Larhantec completed a calvary for this church near Morlaix' viaduct bridge in the parish of Notre Dame du Mur.

===The Calvary at Guipavas===
Attached to Guipavas' Église Saint-Pierre-et-Saint-Paul, this Larhantec Calvary dates to 1883 and is nine metres in height.

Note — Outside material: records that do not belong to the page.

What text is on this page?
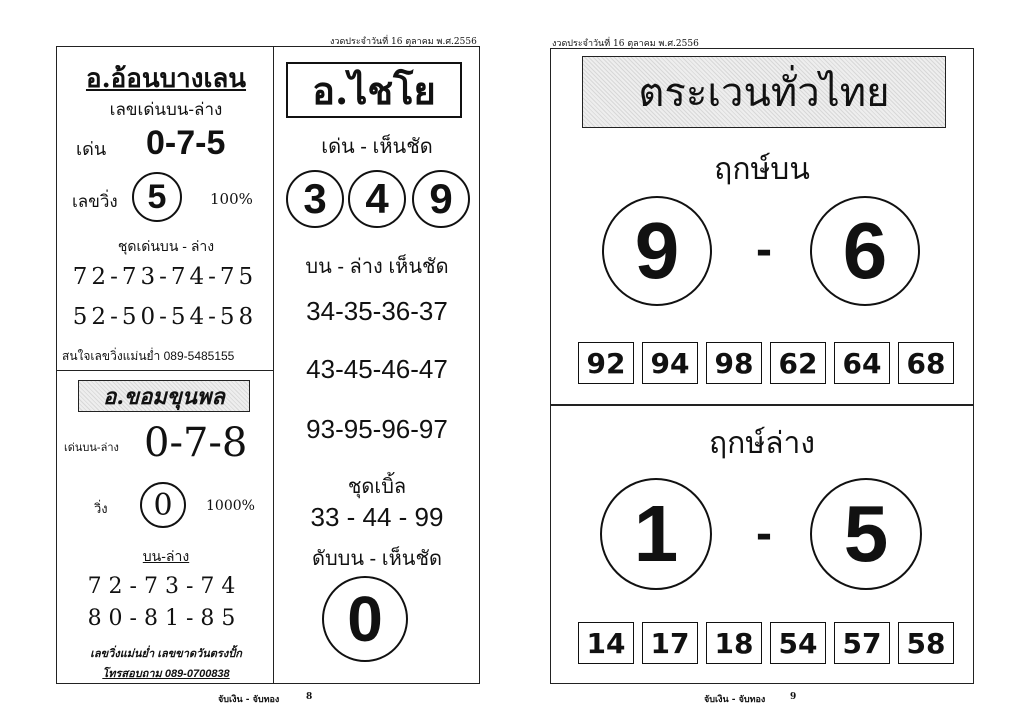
งวดประจำวันที่ 16 ตุลาคม พ.ศ.2556
อ.อ้อนบางเลน
เลขเด่นบน-ล่าง
เด่น 0-7-5
เลขวิ่ง 5	100%
ชุดเด่นบน - ล่าง
72-73-74-75
52-50-54-58
สนใจเลขวิ่งแม่นย่ำ 089-5485155
อ.ขอมขุนพล
เด่นบน-ล่าง 0-7-8
วิ่ง 0 1000%
บน-ล่าง
72-73-74
80-81-85
เลขวิ่งแม่นย่ำ เลขขาดวันตรงปั้ก
โทรสอบถาม 089-0700838
อ.ไชโย
เด่น - เห็นชัด
3 4 9
บน - ล่าง เห็นชัด
34-35-36-37
43-45-46-47
93-95-96-97
ชุดเบิ้ล
33 - 44 - 99
ดับบน - เห็นชัด
0
จับเงิน - จับทอง	8
งวดประจำวันที่ 16 ตุลาคม พ.ศ.2556
ตระเวนทั่วไทย
ฤกษ์บน
9	- 6
92 94 98 62 64 68
ฤกษ์ล่าง
1	- 5
14 17 18 54 57 58
จับเงิน - จับทอง	9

==Other works by Larhantec==
Larhartec worked on the "Calvaire de l'église"'s at Guimaëc, Guipavas and Locquirec, the "Calvaire du cimetière"'s at Landivisiau and Plougourvest, a statue on Plouzané's fontaine Saint-Sané and a "Croix du cimetière" in Sainte-Sève. The "Calvaire du Luzec" at Saint-Thégonnec has also been attributed to Larhartec.

==="Tombeau de prêtre"===
Larhantec sculpted this figure of a praying priest in Clohars-Carnoët's cemetery. It decorates the grave of Jean-Marie Drogou, a Clohars-Carnoët rector.
Larhantec carried out another two sculptures of priests at prayer and these can be seen in Quimperlé's Saint-David cemetery.

===The calvary at Plouguerneau===
This 9 metre Calvary was created by Larhantec to mark the "mission" of 1881. Marie-Madeleine is placed at the bottom of the Cross and in tears. One of the inscriptions on the Calvary reads
"Souvenir de la mission de 1881 et du Jubilé.
3 Pater 3 Ave 40 jours d’indulgence"

===The Calvary at Kerlouan===
This 7 m Calvary dates to 1872 and is located in the old cemetery attached to Kerlouan's Sainte-Anne's chapel.